Хиллари застала сестру в постели с Грегори Крейгом, но Крейг был чужаком, а Дениз — её близнецом. А теперь Крейг был мёртв.
«Как это повлияло на ваши с ним отношения?», — спросил Карелла.
«Я меньше доверяла ему. Но я всё ещё любила его. Если ты любишь кого-то, ты готов простить пару промахов.»
Карелла кивнул. Он полагал, что она говорит правду, но в то же время задавался вопросом, как бы он себя чувствовал, если бы обнаружил Тедди в постели с братом-близнецом, если бы у него был брат-близнец или вообще какой-либо брат, которого у него не было.
«Что это за вода?» — спросил он. «Вы сказали мне по телефону…»
«Кто-то говорил вам о воде, я права?»
«Да, кое-кто говорил это.»
«Что-то про воду.
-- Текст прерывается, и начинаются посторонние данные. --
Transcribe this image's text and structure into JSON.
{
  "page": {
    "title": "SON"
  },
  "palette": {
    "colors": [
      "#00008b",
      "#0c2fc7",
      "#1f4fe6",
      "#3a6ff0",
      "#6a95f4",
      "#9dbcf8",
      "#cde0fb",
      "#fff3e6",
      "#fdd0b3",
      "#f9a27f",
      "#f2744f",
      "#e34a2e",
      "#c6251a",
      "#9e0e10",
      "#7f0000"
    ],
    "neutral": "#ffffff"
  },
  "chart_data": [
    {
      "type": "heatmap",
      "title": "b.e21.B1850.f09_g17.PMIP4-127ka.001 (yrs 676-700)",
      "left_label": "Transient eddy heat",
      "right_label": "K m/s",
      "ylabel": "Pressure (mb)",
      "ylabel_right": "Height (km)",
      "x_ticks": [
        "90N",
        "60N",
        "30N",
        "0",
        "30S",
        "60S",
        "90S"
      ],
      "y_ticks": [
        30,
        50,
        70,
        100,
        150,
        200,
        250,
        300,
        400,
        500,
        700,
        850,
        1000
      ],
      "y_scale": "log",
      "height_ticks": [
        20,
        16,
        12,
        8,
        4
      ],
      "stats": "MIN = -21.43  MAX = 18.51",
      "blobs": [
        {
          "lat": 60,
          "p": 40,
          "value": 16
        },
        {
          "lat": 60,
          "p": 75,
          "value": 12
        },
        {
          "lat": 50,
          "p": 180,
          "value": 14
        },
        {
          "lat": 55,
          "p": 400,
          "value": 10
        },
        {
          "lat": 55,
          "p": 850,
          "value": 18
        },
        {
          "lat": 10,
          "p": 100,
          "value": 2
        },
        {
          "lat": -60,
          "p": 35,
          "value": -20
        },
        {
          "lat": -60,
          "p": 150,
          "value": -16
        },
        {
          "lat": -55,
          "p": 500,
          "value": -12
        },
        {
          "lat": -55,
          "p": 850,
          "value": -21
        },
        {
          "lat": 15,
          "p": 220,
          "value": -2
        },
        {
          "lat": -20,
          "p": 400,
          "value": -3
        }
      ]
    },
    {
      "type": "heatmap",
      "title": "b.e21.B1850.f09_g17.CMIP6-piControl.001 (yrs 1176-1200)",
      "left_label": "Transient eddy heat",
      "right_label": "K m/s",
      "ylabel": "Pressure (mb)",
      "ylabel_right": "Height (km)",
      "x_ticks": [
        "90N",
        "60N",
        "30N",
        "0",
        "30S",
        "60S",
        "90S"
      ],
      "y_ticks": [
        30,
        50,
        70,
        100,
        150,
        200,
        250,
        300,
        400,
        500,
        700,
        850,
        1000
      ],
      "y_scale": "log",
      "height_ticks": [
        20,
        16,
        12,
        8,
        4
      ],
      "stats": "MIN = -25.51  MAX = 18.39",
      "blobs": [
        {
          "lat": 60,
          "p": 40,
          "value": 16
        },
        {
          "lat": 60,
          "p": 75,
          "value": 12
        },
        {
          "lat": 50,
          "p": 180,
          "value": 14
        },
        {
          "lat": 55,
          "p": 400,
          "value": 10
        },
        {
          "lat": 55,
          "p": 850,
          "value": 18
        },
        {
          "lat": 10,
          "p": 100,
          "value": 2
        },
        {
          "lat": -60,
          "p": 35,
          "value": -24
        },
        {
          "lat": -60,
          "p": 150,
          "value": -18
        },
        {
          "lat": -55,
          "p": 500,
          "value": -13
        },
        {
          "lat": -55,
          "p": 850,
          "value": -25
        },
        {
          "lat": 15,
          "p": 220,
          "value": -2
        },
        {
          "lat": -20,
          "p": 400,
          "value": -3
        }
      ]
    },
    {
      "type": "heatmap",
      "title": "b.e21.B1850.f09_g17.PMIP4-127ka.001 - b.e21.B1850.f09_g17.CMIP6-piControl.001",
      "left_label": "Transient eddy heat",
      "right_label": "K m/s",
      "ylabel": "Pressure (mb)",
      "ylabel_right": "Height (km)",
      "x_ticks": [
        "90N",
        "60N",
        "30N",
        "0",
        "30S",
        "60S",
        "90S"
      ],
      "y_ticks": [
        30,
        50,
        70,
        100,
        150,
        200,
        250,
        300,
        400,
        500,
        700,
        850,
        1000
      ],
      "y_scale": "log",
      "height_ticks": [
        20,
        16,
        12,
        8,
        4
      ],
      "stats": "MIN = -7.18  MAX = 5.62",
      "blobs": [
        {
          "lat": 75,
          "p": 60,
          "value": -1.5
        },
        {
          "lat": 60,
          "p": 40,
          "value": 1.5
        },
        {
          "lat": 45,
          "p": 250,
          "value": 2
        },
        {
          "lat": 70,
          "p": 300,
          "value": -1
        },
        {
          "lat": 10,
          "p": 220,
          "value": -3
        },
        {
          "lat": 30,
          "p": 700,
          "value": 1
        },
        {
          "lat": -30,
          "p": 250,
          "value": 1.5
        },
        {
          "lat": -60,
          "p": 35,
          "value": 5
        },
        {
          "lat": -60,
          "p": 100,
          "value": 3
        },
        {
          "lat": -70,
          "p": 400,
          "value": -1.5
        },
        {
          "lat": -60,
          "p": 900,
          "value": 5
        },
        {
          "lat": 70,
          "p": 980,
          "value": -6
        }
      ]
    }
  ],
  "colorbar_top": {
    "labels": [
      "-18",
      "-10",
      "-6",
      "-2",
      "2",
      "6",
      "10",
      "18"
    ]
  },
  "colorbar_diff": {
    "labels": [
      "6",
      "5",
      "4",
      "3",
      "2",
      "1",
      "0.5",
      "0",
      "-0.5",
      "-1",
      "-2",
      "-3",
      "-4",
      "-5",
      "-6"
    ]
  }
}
И укусы.»
«Она утонула в бухте», — как сказала ему Эбигейл Крейг, «в двух милях от того места, где мой отец арендовал свой знаменитый дом с привидениями.»
«Что ещё?», — спросил Карелла.
«Укус», — сказала она.
«Да, и что об этом?»
«Дайте мне свои руки.»
Он протянул ей руки. Они стояли в двух шагах друг от друга, лицом друг к другу, сцепив руки. Она закрыла глаза.
«Кто-то плавает», — сказала она. «Женщина. Лента. Такая прочная. Я чувствую, как она пульсирует в ваших руках. Лента.
Нет, я теряю это.», — резко сказала она и широко раскрыла глаза. «Сконцентрируйтесь! Вы — источник!» Она крепко сжала его руки и снова закрыла глаза. «Да», — сказала она, и это слово прозвучало как шипение. Она тяжело дышала, её руки в его руках дрожали. «Утопление. Лента. Утопление, утопление», — сказала она и вдруг выпустила его руки и обхватила его, глаза её были по-прежнему закрыты, а руки обхватили его за шею.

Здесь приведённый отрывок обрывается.